In the meantime Moscow has felt comfortable enough to play spoiler, flexing its military power and continuing a political war against the West. Its actions, like the use of a military grade nerve agent in Salisbury UK, have often offered little in the way of plausible deniability. That Moscow seems to have been behind targeting Navalny with a similar toxin in Tomsk is especially brazen.
Learning lessons
There are several lessons here. The first is that sanctions don’t happen in a vacuum and targeted countries can adapt their behaviour to mitigate them. For Russia, this has meant diversifying its economy away from Western markets towards Asia, rolling out a programme of import substitutions to drive self sufficiency, and triggering huge amounts of state intervention to support areas like banking. Add to that a well-managed central bank, currency devaluation, and attempts to financially shelter members of the Russian elite. The results have been mixed.
Another, perhaps more fundamental, lesson is that some countries, particularly more autocratic ones, are simply willing to endure the fallout and stigma of sanctions. They see little benefit in restraining their behaviour and essentially factor their cost into decision-making. So while there may be economic consequences, political ones don’t necessarily follow – especially in the short- to medium-term.
Why then, are sanctions so popular? While they can certainly help pile on a degree of economic pressure, much of it comes from their ability to communicate a sense of united action and solidarity. There is real value here. Sanctions can reaffirm norms and standards. They can create a platform to stigmatise and rally international pressure. There’s an element of performance too, especially for those who wish to be seen doing ‘something’. Of course, doing ‘something’ is sometimes all there is. When those wishing to take a stand against an aggressor feel they have few realistic options sanctions can be a powerful signal of moral outrage. For the West, they have provided a surprisingly consistent and public rallying point against Moscow despite other bubbling disagreements.

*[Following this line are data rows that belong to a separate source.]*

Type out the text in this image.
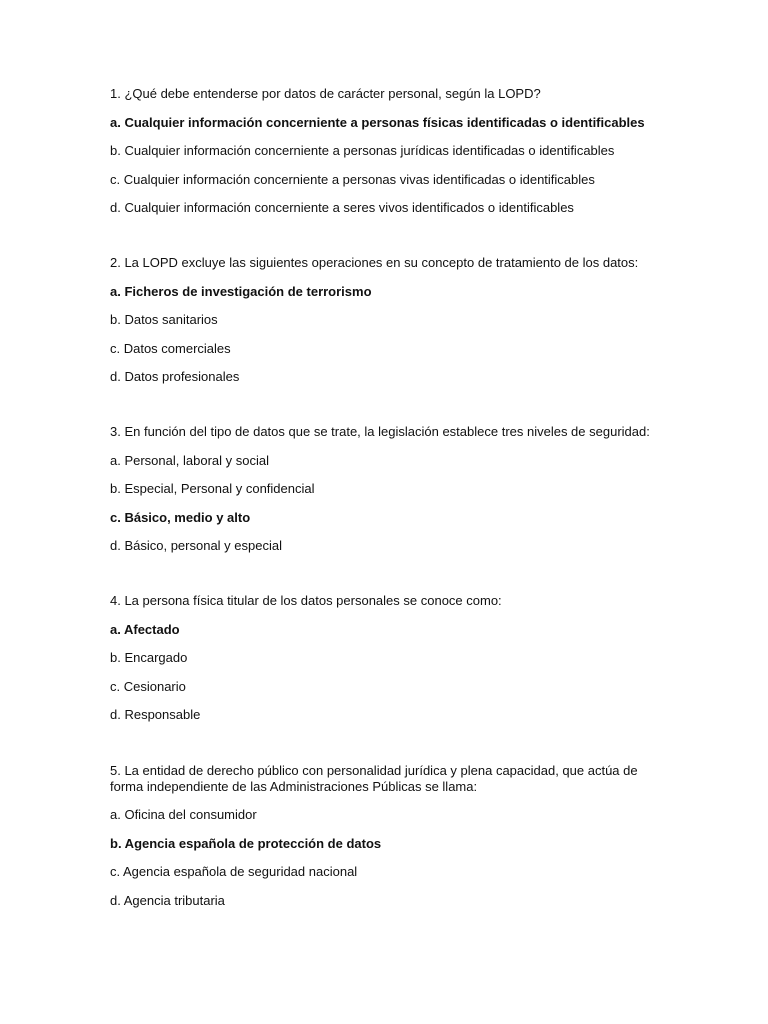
1. ¿Qué debe entenderse por datos de carácter personal, según la LOPD?
a. Cualquier información concerniente a personas físicas identificadas o identificables
b. Cualquier información concerniente a personas jurídicas identificadas o identificables
c. Cualquier información concerniente a personas vivas identificadas o identificables
d. Cualquier información concerniente a seres vivos identificados o identificables
2. La LOPD excluye las siguientes operaciones en su concepto de tratamiento de los datos:
a. Ficheros de investigación de terrorismo
b. Datos sanitarios
c. Datos comerciales
d. Datos profesionales
3. En función del tipo de datos que se trate, la legislación establece tres niveles de seguridad:
a. Personal, laboral y social
b. Especial, Personal y confidencial
c. Básico, medio y alto
d. Básico, personal y especial
4. La persona física titular de los datos personales se conoce como:
a. Afectado
b. Encargado
c. Cesionario
d. Responsable
5. La entidad de derecho público con personalidad jurídica y plena capacidad, que actúa de forma independiente de las Administraciones Públicas se llama:
a. Oficina del consumidor
b. Agencia española de protección de datos
c. Agencia española de seguridad nacional
d. Agencia tributaria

But sanctions are not a throwaway policy shortcut. They are a reactive tactic rather than strategic, and inflating their utility breeds unrealistic expectations of what they can achieve. The problem is not so much sanctions themselves. For the West, they can, and should be, part of a creative, wide-ranging approach towards Moscow. The problem is that they now dominate the West’s response.
Indeed, sanctions have become so sweeping and predictable that they risk undermining messaging in three ways. First is that by using them to deal with a shopping list of very different behaviours they muddy Western policy goals and reduce sanctions to a blunt, catch-all punishment rather than anything selectively coercive.
Second is that instead of providing a platform for unity, they also amplify alliance tensions and cause distraction – Berlin’s public dismay at Washington's continued targeting of Nord Stream 2 being an example.
And third, despite claims that sanction are a long term policy tool, the more they are used in the short-term without tangible political impact the more they weaken Western attempts to display authority and credibility. One individual targeted in the recent Navalny sanctioning, FSB director Alexander Bortnikov, has already been under EU sanctions for six years.
Sanctions have a role in responding to Russia but they cannot replace the hard work of diplomacy or strategy. The West will eventually run out of things, and people, to target. What will it do then?